Diplomatic Resolutions eventually worked directly with China, helping to build its stock exchange, in Russia, modernizing its banking system, and in the Middle East on a multitude of projects.

 

“By 2000, I decided I needed to slow down,” Duncan-Scheman said.

 

It proved to be an auspicious time to do so. Many years earlier, at that AACLA meeting in Washington, she had met Ron Scheman, who had spent a career serving with numerous inter-American organizations, such as the Organizations of American States and the Inter-American agency for Cooperation and Development—in the interest of aiding the economically disadvantaged.

 

“We knew each other professionally; however, I was totally involved in my work and he in his.
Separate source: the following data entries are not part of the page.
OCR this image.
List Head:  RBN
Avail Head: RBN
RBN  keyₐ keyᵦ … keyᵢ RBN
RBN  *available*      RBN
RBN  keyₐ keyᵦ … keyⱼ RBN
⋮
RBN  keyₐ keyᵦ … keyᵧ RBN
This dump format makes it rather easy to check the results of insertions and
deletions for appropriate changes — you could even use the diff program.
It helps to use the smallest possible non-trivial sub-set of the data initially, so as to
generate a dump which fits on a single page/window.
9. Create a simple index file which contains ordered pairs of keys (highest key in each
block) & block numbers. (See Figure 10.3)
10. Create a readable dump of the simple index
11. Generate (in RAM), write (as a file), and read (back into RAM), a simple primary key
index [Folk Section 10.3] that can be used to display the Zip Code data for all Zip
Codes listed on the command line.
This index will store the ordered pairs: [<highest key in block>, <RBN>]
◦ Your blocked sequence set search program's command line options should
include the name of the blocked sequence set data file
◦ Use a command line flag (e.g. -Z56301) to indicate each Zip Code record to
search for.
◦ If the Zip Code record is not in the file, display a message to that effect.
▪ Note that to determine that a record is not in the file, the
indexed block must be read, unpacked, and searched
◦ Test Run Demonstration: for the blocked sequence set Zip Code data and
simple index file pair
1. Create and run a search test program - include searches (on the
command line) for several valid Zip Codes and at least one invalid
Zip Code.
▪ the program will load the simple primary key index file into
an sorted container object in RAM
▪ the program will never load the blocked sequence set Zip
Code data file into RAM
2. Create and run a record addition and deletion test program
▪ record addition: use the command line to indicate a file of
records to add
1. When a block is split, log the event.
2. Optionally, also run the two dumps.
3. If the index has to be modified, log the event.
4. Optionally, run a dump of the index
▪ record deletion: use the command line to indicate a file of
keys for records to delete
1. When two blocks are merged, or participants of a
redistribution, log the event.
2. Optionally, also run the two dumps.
We were reintroduced years later and something clicked,” she said.

 

They married on Oct. 11, 2001.

 

Although still recovering from years of frenetic activity, Duncan-Scheman accepted her husband’s invitation to get involved with the Museum of the Americas, which he chaired and had tied to the OAS.

 

“It was to be a virtual museum, and he wanted my technical and project management expertise,” she said. “We were able to develop, and create and launch a digital museum connecting 300 museums in the Western Hemisphere in less than one year, written in four languages and in six different reading levels with the idea to show that we are all immigrants in the Western Hemisphere.”

 

Galvanized by the Sept. 11 terrorist attacks, Duncan-Scheman decided to focus her time and talents on supporting Department of Homeland Security initiatives.

 

“I was retained by a major U.S. Defense Contractor, L-3 Communications, and rebooted Diplomatic Resolutions as dba Safe Ports, assembling a blue ribbon team of international defense specialists and went about work in Mexico and the Middle East,” she said. 

 

“Our scope of work was purely on port security at both the seaport and national levels,” Duncan-Scheman said. “We learned a great deal about logistics, security and threats, which later proved useful in thinking through the ideas behind CaroLinks.”

 

Today, as she works to refocus CaroLinks as a national company, Duncan-Scheman thinks her Charleston-based enterprise is widely misunderstood.

 

“When I began CaroLinks it was in immediate response to my perception of the need to establish a private sector complement to the Port of Charleston with technically advanced rail service—to move cargo more efficiently—enabling the port to benefit from greater throughput in terms of containers/acre,” she said. “I only wish that we could have convinced the powers-that-be of this.”

 

CaroLinks then focused its attention on the other end of the project, assembling the tract of land in Santee, she said.

 

Duncan-Scheman said her focus on Orangeburg was not an accident.

 

“The site’s connectivity back to Charleston will likely remain limited to I-26 for the foreseeable future; however, the linkages to be established to other East Coast Ports, particularly Virginia and Jacksonville, is obvious—this means that the Santee site will emerge, I believe, as the major trans-shipment hub on the East Coast.”

 

In selling its land options to Dubai-based Jafza International, CaroLinks has accomplished “something amazing,” Duncan-Scheman said.

 

“Give me one other startup company that in less than 24 months has made so huge an impact anywhere,” she said. “On top of that, as we labored, and, yes, suffered a great deal in the process, we became an even more committed and coherent team. 

 

“We are wired to be winners and we are just getting started. We know we are champions who went through hell to get Santee launched—we have much more to do before we are finished. And yes, CaroLinks is on very strong footings.”